One of the biggest indicators that the future chief executive will need to be different is the emergence of different business models and different types of competitor. In our team’s work helping organisations tackle the challenges created by disruptive change, we’ve engaged with businesses from the Pacific Islands to the Middle East, from the Americas to Europe and everywhere in-between, and have seen the global nature of these contextual shifts.

Companies such as Amazon, Alibaba, Uber, Tesla and Airbnb are not just disrupting markets, but actively experimenting with different approaches to organisational design and leadership. These disruptor companies are changing the rules of the game in multiple industries. Some older established companies are responding, if slowly. Ford and GM, for example, are not just dealing with new automotive technologies, but adapting their organisations to attract Silicon Valley’s best and brightest digital talent because they realise they need fundamentally to shift business model.

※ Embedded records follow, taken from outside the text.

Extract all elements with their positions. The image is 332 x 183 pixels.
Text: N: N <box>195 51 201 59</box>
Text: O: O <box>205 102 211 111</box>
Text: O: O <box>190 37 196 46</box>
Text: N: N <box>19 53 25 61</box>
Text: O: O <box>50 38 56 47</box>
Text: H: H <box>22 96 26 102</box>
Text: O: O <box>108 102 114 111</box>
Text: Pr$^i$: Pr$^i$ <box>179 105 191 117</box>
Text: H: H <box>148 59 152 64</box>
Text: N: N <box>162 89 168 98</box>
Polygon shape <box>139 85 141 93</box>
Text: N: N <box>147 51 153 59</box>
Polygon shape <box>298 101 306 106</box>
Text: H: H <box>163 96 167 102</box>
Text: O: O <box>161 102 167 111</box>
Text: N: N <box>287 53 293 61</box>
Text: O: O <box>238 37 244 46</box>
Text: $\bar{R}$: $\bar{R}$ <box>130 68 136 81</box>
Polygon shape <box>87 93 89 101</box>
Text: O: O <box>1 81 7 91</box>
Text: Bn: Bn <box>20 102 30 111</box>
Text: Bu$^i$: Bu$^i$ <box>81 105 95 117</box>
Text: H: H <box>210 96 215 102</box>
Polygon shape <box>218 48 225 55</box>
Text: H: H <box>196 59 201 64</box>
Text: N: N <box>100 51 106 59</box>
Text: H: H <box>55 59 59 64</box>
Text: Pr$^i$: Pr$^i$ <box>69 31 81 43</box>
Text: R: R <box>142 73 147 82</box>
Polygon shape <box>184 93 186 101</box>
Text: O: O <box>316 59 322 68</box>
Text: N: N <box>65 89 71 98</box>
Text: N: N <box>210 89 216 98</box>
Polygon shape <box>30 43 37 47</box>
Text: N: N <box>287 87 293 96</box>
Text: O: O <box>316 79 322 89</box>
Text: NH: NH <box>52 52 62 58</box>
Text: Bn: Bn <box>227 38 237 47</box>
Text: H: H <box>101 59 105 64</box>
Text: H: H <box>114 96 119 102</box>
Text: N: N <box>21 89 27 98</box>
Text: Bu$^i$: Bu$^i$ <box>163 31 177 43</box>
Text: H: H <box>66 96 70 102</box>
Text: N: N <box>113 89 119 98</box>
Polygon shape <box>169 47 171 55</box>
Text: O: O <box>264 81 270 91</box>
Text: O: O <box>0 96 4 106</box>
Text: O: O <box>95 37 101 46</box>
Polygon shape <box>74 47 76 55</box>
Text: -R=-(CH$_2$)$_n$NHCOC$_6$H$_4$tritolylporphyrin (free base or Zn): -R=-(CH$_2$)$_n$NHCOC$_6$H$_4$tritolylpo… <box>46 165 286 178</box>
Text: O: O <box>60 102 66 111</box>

Chief executives need especially to understand generational change. Today’s young people are not simply younger versions of us. They have a different set of expectations and approaches for the world of work. Established and traditional leadership styles are proving ineffective, even damaging. Leaders cannot just wait for these young people to “grow up” or they will shed talented young people.

Chief executives must ask themselves if they are adapting adequately to a world where the unexpected is the new normal

Thirdly, chief executives must understand the new, personal requirements of leadership that result from these changes. The future bosses will require extensive skills for leading in this world of a new context, multiple viewpoints and ever-present diversity.

They need to be able to evaluate outlooks, business models and metrics with a nimbleness and flexibility not seen in any previous era. The paradoxical demands on leadership will be pronounced – understanding the inner and outer requirements, the big picture and the detail, the personal and the collective, the specific and the systemic, the need to be involved and the need to step back, the need to direct and the need to allow self-organisation.

They must then present a compelling purpose that inspires their team. Dean van Leeuwen, author of Quest: Competitive Advantage and the Art of Leadership in the 21st Century, correctly predicted both Brexit and Donald Trump’s presidential election using the quest leadership framework. The most successful chief executives of the future will be those on quests that promise to deliver meaningful benefits and make the impossible possible.

So, how do leaders become future fit? Most importantly, they must first abandon conventional methodology surrounding their own development and education.

As we have learnt in our work on leadership development programmes with multiple business schools and some of the world’s most well-known companies, including Credit Suisse, Nestlé and John Lewis, there needs to be a radical revision in how leaders learn.

In addition to developing insights around the changing context and organisation design, leaders must learn to face adaptive challenges. Leadership development needs to move beyond content to engaging with these challenges.

One powerful method that our team at TomorrowToday Global uses is to put participants in an environment with unclear structure and outcomes that we call “adaptive exercises”. These simulate the emotions and mental states leaders face when dealing with uncertainty and ambiguity, and force them to confront their own responses. The exercises can cause stress, anxiety and even anger, all of which are debriefed to help leaders learn a new skillset.

Participants repeatedly describe the exercises as the most impactful learning experiences they have had. They also demonstrate the importance of working with completely new and experiential ways to develop future-fit leaders.

Leaders have to know what to do when the unexpected happens, when the world has changed and when they face myriad outlooks and approaches, especially when no one else knows how to react. Their smart new approach determines their very survival.